I've been graced with two new photos of the lovely Martinique and couldn't wait to share them with you. Without further ado.......
Above we have Martinique as a kicky foreign exchange student studying fashion design in Paris. Oh La La! When not in class, I imagine she fills her days strolling through the Picasso Museum or Musee Picasso in the fashionable Marais district. Or perhaps she sips espresso and nibbles pain au chocolat with friends at a trendy outdoor bistro. I believe my nephew titled this "Sparkly from head to toe." And I'd respond, "Oui, c'est vrai."
That above photo about made my head pop off. Martinique and my nephew have clearly outdone themselves here. The short hair/ short dress combo, the blue bow in the hair perfectly echoing the bows on the shoes, and just a pinch of bling is what I'd call genius styling. Martinique is ready to own the red carpet at the Grammys or be the star at some swank soiree. Brah-voh!
I was wondering how it is that Martinique seemingly got an entirely brand new wardrobe overnight? Well, I was just catching up with my sister and she shared a pretty great story with me. It's one of support, compassion, and $hopping.
Seems my nephew, who has always had an affinity for glamorous things, prefers to shop at Forever 21 over the boy's department at Target or The Gap. He thinks that boy's cloths are pretty limited and looks at girl's clothing as inspiring and full of possibilities. Up until recently he had only window-shopped at Forever 21 but never had felt the joy of walking up the counter, plopping down a sequined spaghetti-strap top, and saying, "Yes, that's for me. What's my total?"
My sister feeling her son's pain and disappointment at a world that frowns on boys who occasionally might opt for a skirt over a pair of cargo pants, walked hand and hand into Forever 21 with her son, grabbed an arm load of the most colorful items (which he picked out), and the two of them spent an hour in the dressing room as he tried on each and every garment. In the end, she dropped $100 and my nephew and Martinique are all the more beautiful as a result. It's clear how inspired he's been with all these great new outfits he's created, photographed, and sent me pictures of. A round of applause please for my sister and for her son. Clap, clap and a snap, snap!

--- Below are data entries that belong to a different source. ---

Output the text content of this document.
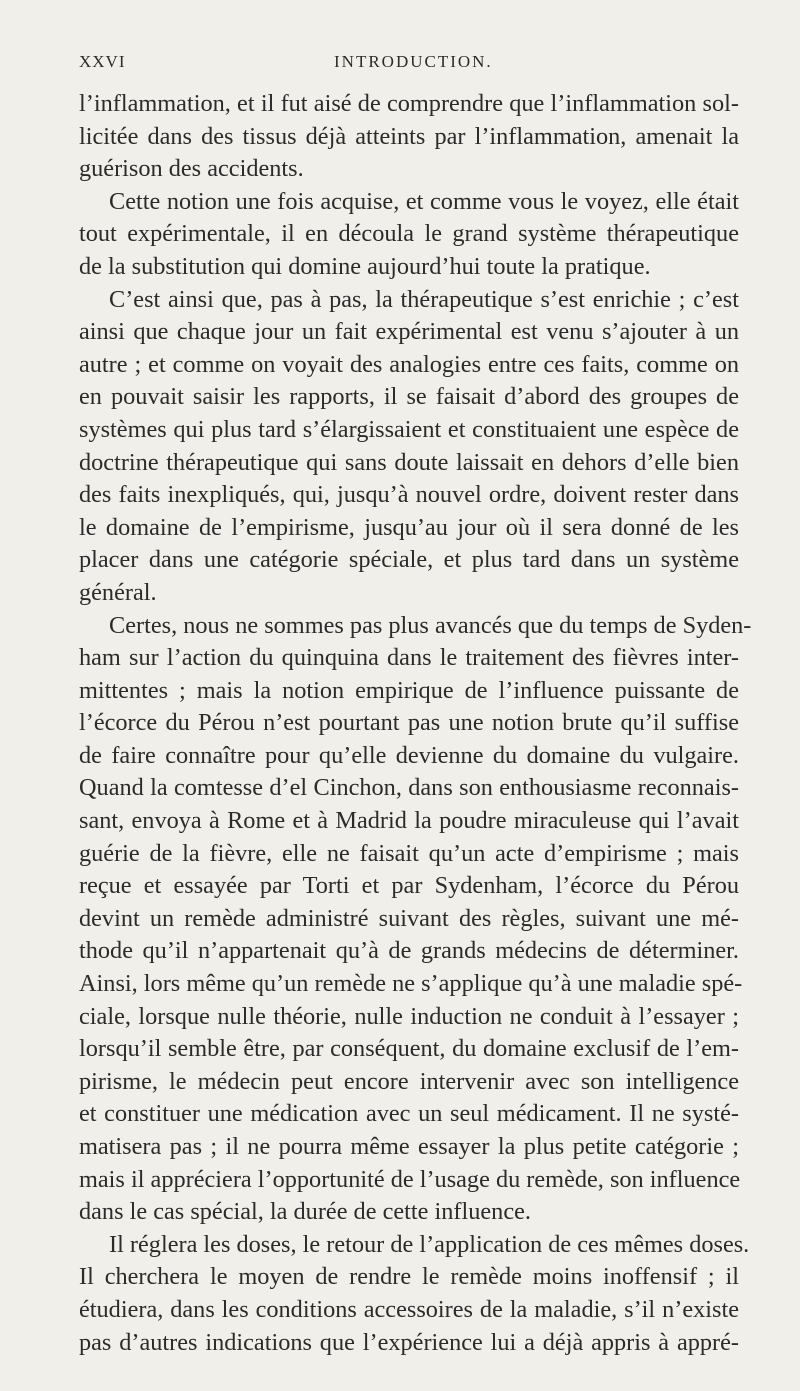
XXVI	INTRODUCTION.
l’inflammation, et il fut aisé de comprendre que l’inflammation sol-
licitée dans des tissus déjà atteints par l’inflammation, amenait la
guérison des accidents.
Cette notion une fois acquise, et comme vous le voyez, elle était
tout expérimentale, il en découla le grand système thérapeutique
de la substitution qui domine aujourd’hui toute la pratique.
C’est ainsi que, pas à pas, la thérapeutique s’est enrichie ; c’est
ainsi que chaque jour un fait expérimental est venu s’ajouter à un
autre ; et comme on voyait des analogies entre ces faits, comme on
en pouvait saisir les rapports, il se faisait d’abord des groupes de
systèmes qui plus tard s’élargissaient et constituaient une espèce de
doctrine thérapeutique qui sans doute laissait en dehors d’elle bien
des faits inexpliqués, qui, jusqu’à nouvel ordre, doivent rester dans
le domaine de l’empirisme, jusqu’au jour où il sera donné de les
placer dans une catégorie spéciale, et plus tard dans un système
général.
Certes, nous ne sommes pas plus avancés que du temps de Syden-
ham sur l’action du quinquina dans le traitement des fièvres inter-
mittentes ; mais la notion empirique de l’influence puissante de
l’écorce du Pérou n’est pourtant pas une notion brute qu’il suffise
de faire connaître pour qu’elle devienne du domaine du vulgaire.
Quand la comtesse d’el Cinchon, dans son enthousiasme reconnais-
sant, envoya à Rome et à Madrid la poudre miraculeuse qui l’avait
guérie de la fièvre, elle ne faisait qu’un acte d’empirisme ; mais
reçue et essayée par Torti et par Sydenham, l’écorce du Pérou
devint un remède administré suivant des règles, suivant une mé-
thode qu’il n’appartenait qu’à de grands médecins de déterminer.
Ainsi, lors même qu’un remède ne s’applique qu’à une maladie spé-
ciale, lorsque nulle théorie, nulle induction ne conduit à l’essayer ;
lorsqu’il semble être, par conséquent, du domaine exclusif de l’em-
pirisme, le médecin peut encore intervenir avec son intelligence
et constituer une médication avec un seul médicament. Il ne systé-
matisera pas ; il ne pourra même essayer la plus petite catégorie ;
mais il appréciera l’opportunité de l’usage du remède, son influence
dans le cas spécial, la durée de cette influence.
Il réglera les doses, le retour de l’application de ces mêmes doses.
Il cherchera le moyen de rendre le remède moins inoffensif ; il
étudiera, dans les conditions accessoires de la maladie, s’il n’existe
pas d’autres indications que l’expérience lui a déjà appris à appré-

What I know from personal experience is some kids reject the idea that there are "rules" when it comes to gender-related dress codes. If I'd been given the option, I would have definitely chosen skirts over the corduroy pants I wore when I was a kid. I remember at around age 9 sneaking into my mom's closet and trying on some of her cloths. I preferred the feeling and freedom of slipping into a knee-length pleated skirt over the restrictive sensation I got from my Tuffskin jeans. Doesn't mean I wanted to be a girl, far from it. I was quite happy being a boy. I just didn't understand why it was "wrong" that I liked the way my mom's Egyptian inspired bracelet looked on my wrist. Or why my brother would make fun of me if I occasionally put on a little lipstick. What's the big deal? I was digging around my mom's closet when I was about 10 and found a box which contained a gray fur stole and a long, curly, black wig and it was like Christmas morning. I later discovered those items had belonged to my grandmother. My mom would never, ever wear fur or a wig for that matter, but being that she's basically a hoarder- she keeps any and everything that's given to her. Especially if it came from her mom. I used to wear that stole all the time in my bedroom. I'd put it on and do my homework. I also remember going into my parent's bathroom (which had the only door that locked in the whole house), turning on their radio, putting on that wig, and dancing for about five minutes. Did that make me a junior drag queen? Well, kind of. And does that make me ashamed? Of course not! Thank goodness we're not all the same. My only grievance in hindsight is that I had to hide my behavior. That's what makes it seem off. I should have been able to wear that fur stole to the grocery store with my mom at age 10 or perhaps sport a Nephriti bracelet at 11 to the post office without receiving stares, comments, or worse. Right?
Cheers to everyone who refuses to fit in! I look forward to more Martinique photos and stories about marching to your own drumbeat. Or skipping to your own drumbeat. Or sashaying to your own drumbeat.